A Path Through The Minefields

A Path Through The Minefields

As recounted by Calvin Shimogaki

From 11:30 P.M. to midnight, jump-off time, five battalions of artillery sent a cascade of fire at the German positions. The three battalions of the 133d then moved ahead abreast, the 1st on the right, the 3d in the center, and the 100th on the left, south of the barracks. Men of the ammunition and pioneer platoons cleared paths though the mines for Companies A and C, which led the 100th’s advance. Sergeant Calvin Shimogaki, his mine detector disabled by a bullet, crawled in the mud, searching with his hands for trip wires, and cleared a path five feet wide and fifty yards long…from Thomas D. Murphy’s “Ambassadors in Arms.”

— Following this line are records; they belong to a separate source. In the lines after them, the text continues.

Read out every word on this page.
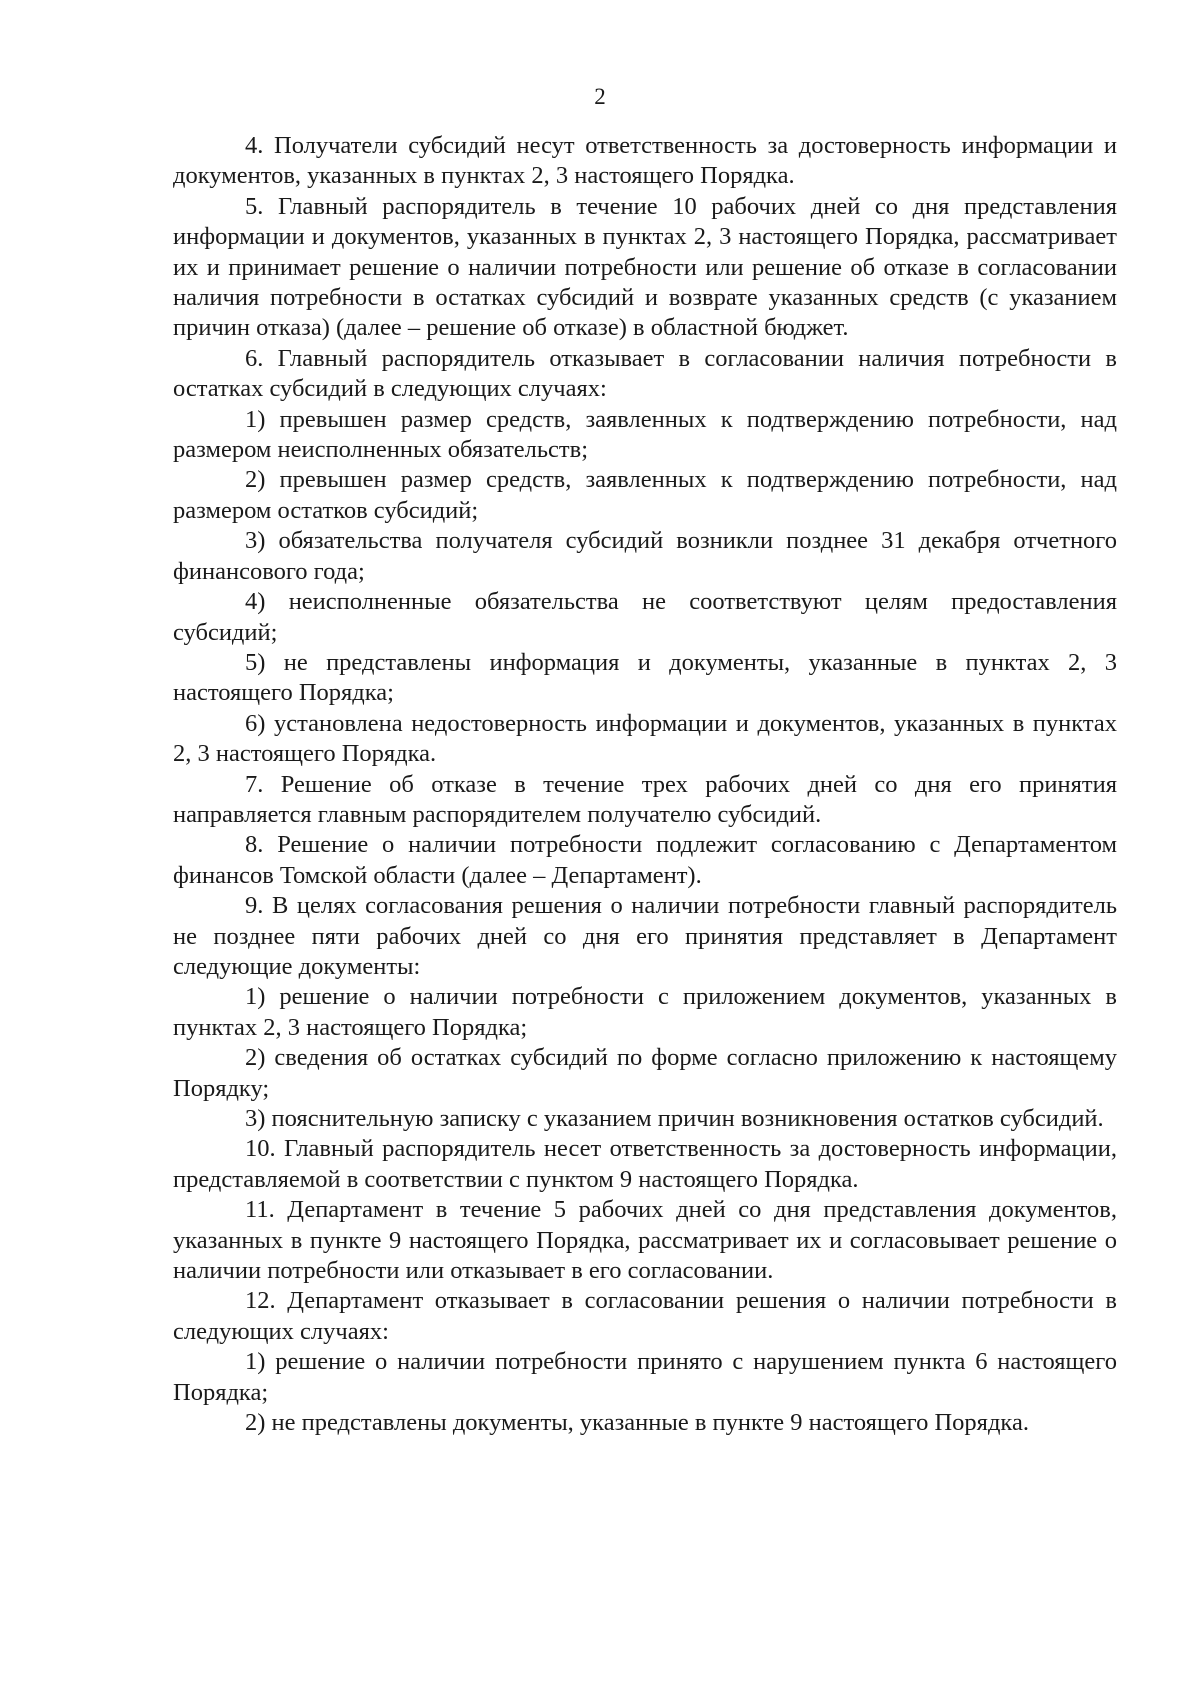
2

4. Получатели субсидий несут ответственность за достоверность информации и документов, указанных в пунктах 2, 3 настоящего Порядка.

5. Главный распорядитель в течение 10 рабочих дней со дня представления информации и документов, указанных в пунктах 2, 3 настоящего Порядка, рассматривает их и принимает решение о наличии потребности или решение об отказе в согласовании наличия потребности в остатках субсидий и возврате указанных средств (с указанием причин отказа) (далее – решение об отказе) в областной бюджет.

6. Главный распорядитель отказывает в согласовании наличия потребности в остатках субсидий в следующих случаях:

1) превышен размер средств, заявленных к подтверждению потребности, над размером неисполненных обязательств;

2) превышен размер средств, заявленных к подтверждению потребности, над размером остатков субсидий;

3) обязательства получателя субсидий возникли позднее 31 декабря отчетного финансового года;

4) неисполненные обязательства не соответствуют целям предоставления субсидий;

5) не представлены информация и документы, указанные в пунктах 2, 3 настоящего Порядка;

6) установлена недостоверность информации и документов, указанных в пунктах 2, 3 настоящего Порядка.

7. Решение об отказе в течение трех рабочих дней со дня его принятия направляется главным распорядителем получателю субсидий.

8. Решение о наличии потребности подлежит согласованию с Департаментом финансов Томской области (далее – Департамент).

9. В целях согласования решения о наличии потребности главный распорядитель не позднее пяти рабочих дней со дня его принятия представляет в Департамент следующие документы:

1) решение о наличии потребности с приложением документов, указанных в пунктах 2, 3 настоящего Порядка;

2) сведения об остатках субсидий по форме согласно приложению к настоящему Порядку;

3) пояснительную записку с указанием причин возникновения остатков субсидий.

10. Главный распорядитель несет ответственность за достоверность информации, представляемой в соответствии с пунктом 9 настоящего Порядка.

11. Департамент в течение 5 рабочих дней со дня представления документов, указанных в пункте 9 настоящего Порядка, рассматривает их и согласовывает решение о наличии потребности или отказывает в его согласовании.

12. Департамент отказывает в согласовании решения о наличии потребности в следующих случаях:

1) решение о наличии потребности принято с нарушением пункта 6 настоящего Порядка;

2) не представлены документы, указанные в пункте 9 настоящего Порядка.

Combined with the rains and a dam blown by the Germans, the Liri was a flooded valley as the 100th jumped off after midnight on the 24th of January 1944. Able and Charlie companies were at less than half their normal strength. Calvin Shimogaki as a platoon sergeant, together with Robert Fukumoto and Shizuo Toma, were attached to Able. It wasn’t long before the company came up to the minefield, and Calvin and his two men were called up front.

Because of the deep mud, the Germans could not install their deadly “bouncing babies,” those trip mines with their steel pellets. Instead, they set out a cross-pattern of stake mines; dynamite shaped mines molded in concrete and steel mesh placed on wooden stakes 6 to 8 inches above ground, with trip wires leading to a detonator triggered to blast at about 15 pounds pull.

His mine detector useless, Sergeant Shimogaki crawled through the mud to locate each trip wire, cut the wires and then neutralized the mines. In this slow, painstaking manner, Shimogaki cleared a path through the minefield, with Fukumoto and Toma following right behind him laying out the white guide tapes.

In the following nights, the path cleared by Shimogaki, Fukumoto and Toma was used to haul food and ammo to the rifle companies who could not move beyond the retaining wall of the east bank of the Rapido River, stopped by the overlooking machine gun fire of the Germans.